Le carried interest dans le collimateur des parlementaires

30/10/2009 - 12:27 - Option Finance

(AOF / Funds) - Le traitement fiscal des gains liés au carried interest perçu par les gérants de fonds de capital-investissement pourrait être remis en cause par les parlementaires, qui proposent de les soumettre au régime des rémunérations et non à celui des plus-values. Après les grands patrons, après les traders et leurs bonus, la rémunération d'une autre catégorie d'acteurs de la finance fait l'objet d'une attention spéciale des pouvoirs publics. Charles de Courson, député de la Marne et spécialiste des questions fiscales, a en effet déposé, le 16 octobre dernier, un amendement au projet de loi de finances pour 2010 sur le traitement fiscal du carried interest. Ce terme désigne un dispositif d'intéressement des gérants qui investissent dans leur fonds via des titres particuliers. Ces parts leur donnent droit de capter 20 % de la plus-value si le fonds réalise une performance négociée avec leurs investisseurs (investisseurs institutionnels, family office...), généralement comprise entre 6 % et 8 %. Pour le député, ces sommes qui sont taxées selon le régime des plus-values devraient être assimilées à des rémunérations, puisqu'elles sont perçues dans le cadre d'un contrat de travail. La différence est de taille, puisque les plus-values sont imposées au taux de 30,1 % (prélèvements sociaux compris) contre d'une part une imposition qui peut aller jusqu'à 45 % au taux progressif de l'impôt sur le revenu et, d'autre part, des charges sociales qui peuvent atteindre 23 % pour le salarié et 45 % pour l'employeur. Immédiatement, l'Association française des investisseurs en capital a exprimé "son étonnement et sa désapprobation", et a rappelé que le régime fiscal du carried interest avait été fixé par la loi de finances pour 2009, consacrant l'imposition selon le régime des plus-values si certaines conditions étaient respectées.

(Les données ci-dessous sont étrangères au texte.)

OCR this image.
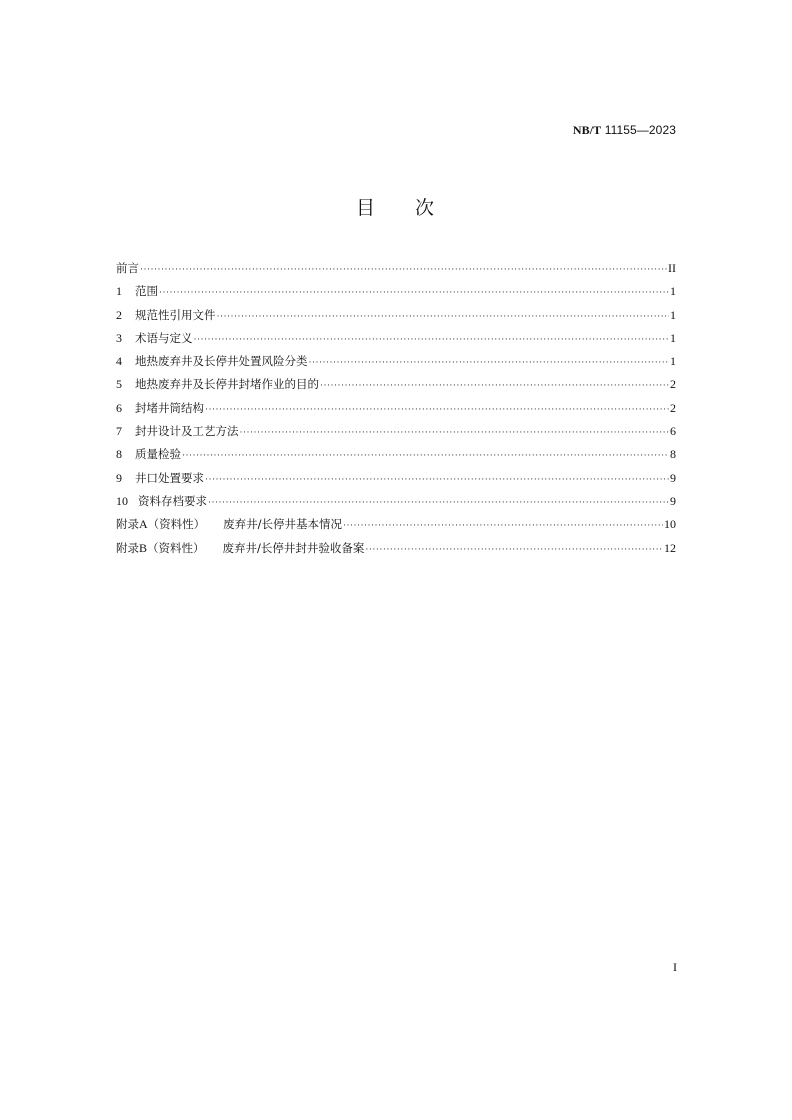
NB/T 11155—2023
目 次
前言 ·····	II
1	范围 ·····	1
2	规范性引用文件 ·····	1
3	术语与定义 ·····	1
4	地热废弃井及长停井处置风险分类 ·····	1
5	地热废弃井及长停井封堵作业的目的 ·····	2
6	封堵井筒结构 ·····	2
7	封井设计及工艺方法 ·····	6
8	质量检验 ·····	8
9	井口处置要求 ·····	9
10 资料存档要求 ·····	9
附录A（资料性） 废弃井/长停井基本情况 ·····	10
附录B（资料性） 废弃井/长停井封井验收备案 ·····	12
I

Un régime de faveur fixé très récemment

"Le régime issu de la loi de finances pour 2009 est venu confirmer un certain nombre de règles non écrites concernant la fiscalité du carried interest, en encadrant néanmoins le régime de faveur, explique François Lugand, avocat associé chez Arsène Taxand. Il impose notamment que la souscription des parts de carried interest soit un réel investissement, effectué à un prix de marché et dans les mêmes conditions pour tous. Il fixe en outre un investissement minimum de 1 % du montant du fonds levé, tout en prévoyant qu'un seuil dérogatoire sera fixé par décret." Ce décret a été publié le 16 octobre dernier et prévoit en effet un allégement du plancher d'investissement dans un certain nombre de cas. "Comme dans de nombreux dispositifs récents, le gouvernement a voulu favoriser les investissements réalisés dans les entreprises innovantes et les PME, explique ainsi Daniel Schmidt, avocat associé chez Proskauer Rose. Les gérants de FCPR qui sont investis majoritairement dans ces deux catégories d'entreprises, ainsi que ceux des FIP et des FCPI, voient ainsi leur investissement minimum réduit à 0,25 %. Les autres fonds ont la possibilité de saisir une commission dépendant de Bercy, qui décidera de l'opportunité de leur accorder une dérogation, sans que le plancher d'investissement soit inférieur à 0,5 %."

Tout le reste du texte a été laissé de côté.